A strange answer for $\int _{-1}^1 \log x\; dx$

Question

I typed $\int _{-1}^1 \log x\; dx$ on Wolfram Alpha. It is giving the answer to be $-2+i\pi$. Can someone please explain what is happening?

Answer 1

WA is probably summing the well-defined integrals $$\int_0^1\log x\,\mathrm dx=\left.x\log x-x\right|_0^1=-1$$ and $$\int_{-1}^0\log x\,\mathrm dx,$$ using the convention that, when $x$ is real and negative, $\log x=\mathrm i\pi+\log|x|$, hence $$\int_{-1}^0\log x\,\mathrm dx=\int_0^1(\mathrm i\pi+\log u)\,\mathrm du=\mathrm i\pi-1,$$ by the first computation.

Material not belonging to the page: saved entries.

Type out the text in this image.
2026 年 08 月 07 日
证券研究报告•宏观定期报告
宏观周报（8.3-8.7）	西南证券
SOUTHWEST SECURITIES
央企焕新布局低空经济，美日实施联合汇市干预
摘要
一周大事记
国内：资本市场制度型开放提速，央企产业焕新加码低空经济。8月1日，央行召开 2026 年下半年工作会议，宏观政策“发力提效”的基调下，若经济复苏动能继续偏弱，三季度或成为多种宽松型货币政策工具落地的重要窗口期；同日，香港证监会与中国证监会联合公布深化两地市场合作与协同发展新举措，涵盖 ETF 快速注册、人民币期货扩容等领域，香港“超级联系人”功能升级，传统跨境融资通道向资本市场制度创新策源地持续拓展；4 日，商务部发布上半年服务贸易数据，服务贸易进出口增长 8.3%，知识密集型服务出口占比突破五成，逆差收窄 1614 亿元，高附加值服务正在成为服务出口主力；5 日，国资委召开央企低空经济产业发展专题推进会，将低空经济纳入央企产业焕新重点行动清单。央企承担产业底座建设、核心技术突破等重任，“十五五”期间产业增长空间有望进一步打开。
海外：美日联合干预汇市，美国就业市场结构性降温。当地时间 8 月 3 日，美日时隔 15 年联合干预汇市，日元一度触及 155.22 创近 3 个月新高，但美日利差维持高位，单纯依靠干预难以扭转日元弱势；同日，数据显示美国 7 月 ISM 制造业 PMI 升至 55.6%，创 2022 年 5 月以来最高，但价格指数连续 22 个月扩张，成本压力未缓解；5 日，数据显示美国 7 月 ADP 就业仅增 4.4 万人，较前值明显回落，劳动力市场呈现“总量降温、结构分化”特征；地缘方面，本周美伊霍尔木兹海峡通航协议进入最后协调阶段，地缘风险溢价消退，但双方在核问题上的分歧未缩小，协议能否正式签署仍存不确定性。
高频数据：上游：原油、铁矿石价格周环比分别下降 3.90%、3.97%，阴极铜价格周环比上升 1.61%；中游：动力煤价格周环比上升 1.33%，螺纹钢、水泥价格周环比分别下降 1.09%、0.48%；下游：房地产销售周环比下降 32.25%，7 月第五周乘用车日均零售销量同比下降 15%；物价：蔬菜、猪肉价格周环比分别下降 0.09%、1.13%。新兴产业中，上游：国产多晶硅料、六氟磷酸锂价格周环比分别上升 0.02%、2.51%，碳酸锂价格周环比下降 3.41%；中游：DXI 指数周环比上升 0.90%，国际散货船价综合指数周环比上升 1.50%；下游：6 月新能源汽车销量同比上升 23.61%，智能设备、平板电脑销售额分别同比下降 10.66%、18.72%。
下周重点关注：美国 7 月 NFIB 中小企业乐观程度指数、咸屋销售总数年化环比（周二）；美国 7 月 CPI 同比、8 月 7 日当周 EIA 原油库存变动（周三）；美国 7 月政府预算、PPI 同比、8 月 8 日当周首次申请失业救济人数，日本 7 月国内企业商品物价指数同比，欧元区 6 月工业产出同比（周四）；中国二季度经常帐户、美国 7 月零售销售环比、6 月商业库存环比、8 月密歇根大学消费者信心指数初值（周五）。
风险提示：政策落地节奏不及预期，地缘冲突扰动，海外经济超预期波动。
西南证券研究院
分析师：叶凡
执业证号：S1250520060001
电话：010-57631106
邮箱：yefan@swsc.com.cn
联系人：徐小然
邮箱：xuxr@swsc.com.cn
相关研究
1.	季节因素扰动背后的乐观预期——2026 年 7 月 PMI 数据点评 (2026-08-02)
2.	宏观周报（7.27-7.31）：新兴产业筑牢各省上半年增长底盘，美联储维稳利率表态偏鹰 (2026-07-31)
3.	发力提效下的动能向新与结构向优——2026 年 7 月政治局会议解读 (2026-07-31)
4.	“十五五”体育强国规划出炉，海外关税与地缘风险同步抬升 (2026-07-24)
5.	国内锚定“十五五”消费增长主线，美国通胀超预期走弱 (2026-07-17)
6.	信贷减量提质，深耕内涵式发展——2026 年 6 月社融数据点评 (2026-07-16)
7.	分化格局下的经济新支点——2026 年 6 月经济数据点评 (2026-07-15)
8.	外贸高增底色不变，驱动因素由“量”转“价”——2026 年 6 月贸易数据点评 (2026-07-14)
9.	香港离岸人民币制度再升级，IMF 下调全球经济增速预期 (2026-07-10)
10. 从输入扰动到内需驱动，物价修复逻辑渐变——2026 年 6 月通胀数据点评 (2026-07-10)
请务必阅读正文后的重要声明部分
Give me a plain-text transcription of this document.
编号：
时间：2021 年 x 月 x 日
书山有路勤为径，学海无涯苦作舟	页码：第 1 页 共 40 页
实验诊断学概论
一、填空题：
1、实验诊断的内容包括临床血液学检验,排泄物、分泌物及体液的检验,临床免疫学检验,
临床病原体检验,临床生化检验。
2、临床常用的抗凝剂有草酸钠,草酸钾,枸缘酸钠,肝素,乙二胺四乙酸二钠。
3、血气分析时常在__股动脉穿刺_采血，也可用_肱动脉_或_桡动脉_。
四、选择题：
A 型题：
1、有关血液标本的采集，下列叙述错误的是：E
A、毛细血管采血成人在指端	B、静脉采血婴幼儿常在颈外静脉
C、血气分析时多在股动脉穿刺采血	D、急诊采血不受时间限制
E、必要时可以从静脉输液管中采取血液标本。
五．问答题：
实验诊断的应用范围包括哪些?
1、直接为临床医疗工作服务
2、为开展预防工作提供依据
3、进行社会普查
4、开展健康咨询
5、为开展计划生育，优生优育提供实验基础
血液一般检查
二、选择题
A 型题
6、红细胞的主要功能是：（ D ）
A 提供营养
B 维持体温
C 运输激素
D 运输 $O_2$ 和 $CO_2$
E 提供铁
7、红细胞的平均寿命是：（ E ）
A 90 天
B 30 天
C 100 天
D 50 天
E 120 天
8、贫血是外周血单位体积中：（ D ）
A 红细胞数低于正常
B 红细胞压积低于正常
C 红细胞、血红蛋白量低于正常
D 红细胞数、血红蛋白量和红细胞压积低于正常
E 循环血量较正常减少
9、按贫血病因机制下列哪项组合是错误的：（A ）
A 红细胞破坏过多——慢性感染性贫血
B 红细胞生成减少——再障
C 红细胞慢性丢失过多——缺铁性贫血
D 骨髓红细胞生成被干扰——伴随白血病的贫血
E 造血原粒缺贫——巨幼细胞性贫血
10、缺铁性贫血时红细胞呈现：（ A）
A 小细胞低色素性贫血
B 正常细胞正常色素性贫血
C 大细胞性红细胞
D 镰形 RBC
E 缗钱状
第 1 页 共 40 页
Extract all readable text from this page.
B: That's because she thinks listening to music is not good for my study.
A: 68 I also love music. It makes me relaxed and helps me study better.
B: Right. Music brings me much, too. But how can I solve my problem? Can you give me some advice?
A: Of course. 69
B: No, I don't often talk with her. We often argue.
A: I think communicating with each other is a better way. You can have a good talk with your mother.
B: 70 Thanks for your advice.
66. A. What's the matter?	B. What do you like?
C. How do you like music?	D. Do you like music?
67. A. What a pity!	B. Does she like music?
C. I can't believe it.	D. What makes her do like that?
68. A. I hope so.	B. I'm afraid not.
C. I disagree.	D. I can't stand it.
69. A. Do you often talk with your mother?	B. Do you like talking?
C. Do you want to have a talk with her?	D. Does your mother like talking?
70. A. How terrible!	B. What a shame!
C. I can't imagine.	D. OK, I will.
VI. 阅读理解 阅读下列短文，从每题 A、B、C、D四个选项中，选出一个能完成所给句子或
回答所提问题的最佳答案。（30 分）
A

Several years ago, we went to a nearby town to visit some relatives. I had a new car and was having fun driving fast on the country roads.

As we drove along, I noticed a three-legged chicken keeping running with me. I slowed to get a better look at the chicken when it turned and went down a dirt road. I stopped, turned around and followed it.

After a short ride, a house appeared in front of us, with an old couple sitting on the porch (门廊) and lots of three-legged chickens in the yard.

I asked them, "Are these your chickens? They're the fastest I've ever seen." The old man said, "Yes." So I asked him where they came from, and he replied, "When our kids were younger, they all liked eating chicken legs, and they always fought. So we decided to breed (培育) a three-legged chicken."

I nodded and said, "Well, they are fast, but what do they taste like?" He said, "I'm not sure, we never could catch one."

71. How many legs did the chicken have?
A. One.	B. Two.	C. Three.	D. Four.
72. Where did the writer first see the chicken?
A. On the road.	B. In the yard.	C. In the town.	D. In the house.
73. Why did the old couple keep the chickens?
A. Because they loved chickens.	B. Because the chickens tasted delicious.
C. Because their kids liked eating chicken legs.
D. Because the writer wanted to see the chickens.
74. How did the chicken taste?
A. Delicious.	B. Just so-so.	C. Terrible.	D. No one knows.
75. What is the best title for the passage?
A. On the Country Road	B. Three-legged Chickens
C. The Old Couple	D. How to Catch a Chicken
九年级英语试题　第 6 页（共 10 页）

The validity of such a move could be questioned since an equally valid definition of the (complex) logarithm on the negative real axis would be that $\log x=-\mathrm i\pi+\log|x|$ for every $x\lt0$, or that $\log x=43\mathrm i\pi+\log|x|$ for every $x\lt0$, or that...

Answer 2

$\newcommand{\angles}[1]{\left\langle\, #1 \,\right\rangle} \newcommand{\braces}[1]{\left\lbrace\, #1 \,\right\rbrace} \newcommand{\bracks}[1]{\left\lbrack\, #1 \,\right\rbrack} \newcommand{\ceil}[1]{\,\left\lceil\, #1 \,\right\rceil\,} \newcommand{\dd}{{\rm d}} \newcommand{\ds}[1]{\displaystyle{#1}} \newcommand{\expo}[1]{\,{\rm e}^{#1}\,} \newcommand{\fermi}{\,{\rm f}} \newcommand{\floor}[1]{\,\left\lfloor #1 \right\rfloor\,} \newcommand{\half}{{1 \over 2}} \newcommand{\ic}{{\rm i}} \newcommand{\iff}{\Longleftrightarrow} \newcommand{\imp}{\Longrightarrow} \newcommand{\pars}[1]{\left(\, #1 \,\right)} \newcommand{\partiald}[3][]{\frac{\partial^{#1} #2}{\partial #3^{#1}}} \newcommand{\pp}{{\cal P}} \newcommand{\root}[2][]{\,\sqrt[#1]{\vphantom{\large A}\,#2\,}\,} \newcommand{\sech}{\,{\rm sech}} \newcommand{\sgn}{\,{\rm sgn}} \newcommand{\totald}[3][]{\frac{{\rm d}^{#1} #2}{{\rm d} #3^{#1}}} \newcommand{\verts}[1]{\left\vert\, #1 \,\right\vert}$ With the $\ds{\ln}$-branch cut: $$ \ln\pars{z}=\ln\pars{\verts{z}} + {\rm Arg}\pars{z}\ic\,,\quad -\,{\pi \over 2} < {\rm Arg}\pars{z} < {3\pi \over 2}\,,\quad z \not= 0 $$

\begin{align}&\lim_{\epsilon\ \to\ 0^{+}}\braces{% \int_{-1}^{-\epsilon}\bracks{\ln\pars{-x} + \pi\,\ic}\,\dd x +\int_{\pi}^{0} \ln\pars{\epsilon\expo{\ic\theta}}\,\epsilon\expo{\ic\theta}\ic\dd\theta +\int_{\epsilon}^{1}\ln\pars{x}\,\dd x} \\[3mm]&=\lim_{\epsilon\ \to\ 0^{+}}\braces{% \int_{\epsilon}^{1}\bracks{\ln\pars{x} + \pi\ic}\,\dd x +\int_{\epsilon}^{1}\ln\pars{x}\,\dd x} =2\ \overbrace{\int_{0}^{1}\ln\pars{x}\,\dd x} ^{\ds{\color{#c00000}{\large=\ -1}}}\ +\ \pi\ic \\[3mm]&=\color{#66f}{\Large -2 + \pi\ic} \end{align}